Unemployment is a pretty solid statistic. The Gini index is pretty well recognized. Life expectancy is a pretty good measure of all the stuff that can go wrong to shorten lives. As Dr. Newquist points out, if America is so exceptional, it ought to be doing exceptionally well. And if all of these numbers are just squishy statistical legerdemain, then by what metric do we measure greatness? I think the rhetoric of American exceptionalism is much squishier than any of the columns above.

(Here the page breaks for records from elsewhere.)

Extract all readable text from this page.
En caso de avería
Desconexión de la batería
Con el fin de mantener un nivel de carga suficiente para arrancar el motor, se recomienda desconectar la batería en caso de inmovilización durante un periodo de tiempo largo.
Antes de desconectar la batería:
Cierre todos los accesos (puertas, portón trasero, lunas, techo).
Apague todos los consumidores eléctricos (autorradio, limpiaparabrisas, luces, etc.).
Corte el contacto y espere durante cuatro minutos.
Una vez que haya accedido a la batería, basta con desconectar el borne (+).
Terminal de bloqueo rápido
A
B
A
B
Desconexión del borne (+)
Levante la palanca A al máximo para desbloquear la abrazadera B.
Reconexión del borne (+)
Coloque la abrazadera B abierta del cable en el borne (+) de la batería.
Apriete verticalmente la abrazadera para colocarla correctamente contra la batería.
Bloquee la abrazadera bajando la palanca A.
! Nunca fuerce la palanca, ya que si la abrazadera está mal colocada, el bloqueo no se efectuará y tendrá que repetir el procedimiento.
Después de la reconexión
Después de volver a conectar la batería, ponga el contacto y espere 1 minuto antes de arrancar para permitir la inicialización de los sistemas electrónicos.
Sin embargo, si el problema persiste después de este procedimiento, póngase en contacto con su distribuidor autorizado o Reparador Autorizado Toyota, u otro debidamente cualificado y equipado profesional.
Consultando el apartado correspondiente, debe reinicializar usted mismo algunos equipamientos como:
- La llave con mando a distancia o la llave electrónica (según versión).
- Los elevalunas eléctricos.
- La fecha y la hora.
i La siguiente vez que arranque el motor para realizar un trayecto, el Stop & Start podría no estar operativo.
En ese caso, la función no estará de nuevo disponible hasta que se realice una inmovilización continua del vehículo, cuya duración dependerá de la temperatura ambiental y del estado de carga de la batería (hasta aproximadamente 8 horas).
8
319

The Archer of the Forest said...

Is Greatness what this is suppose to be measuring?

Danny Dolan said...

I personally think "income inequality" as a rating criteria is likely to play to the covetousness in us. A friend on Facebook posted about how horrible it is that education and experience don't automatically translate to better pay in the private sector. (She's a teacher in Wisconsin, taking part in the protests against the governor.) My thought is, what I have is what I have produced with the talents my Lord has given to me. If I spend my time worrying about those that have more than me, I'm going to be a very unhappy person, and I'm going to ruin my own ability to appreciate the blessings I have.

I have a friend from Romania who lived under the communist system there until it fell. He's told me, there was "income fairness" in theory, but no incentive to work harder than required, and very little innovation. The single Romanian car manufacturer made one model for about 12 years running, and there was no variation. Meanwhile, here in America, rich or poor, we have a huge variety of cars, cell phones, etc.

Only in America do we have overweight poor people, and homeless with cell phones. This is what we get for our freedom. Like Thomas Jefferson, "I would rather be exposed to the inconveniences attending too much liberty than to those attending too small a degree of it."

Are there injustices in how people are paid for their work? Sure. Should we stand against them, where we find them? Absolutely. But having one person make more money than I do does not constitute an injustice. When someone pays me less than what we have freely agreed between the two of us, that is an injustice.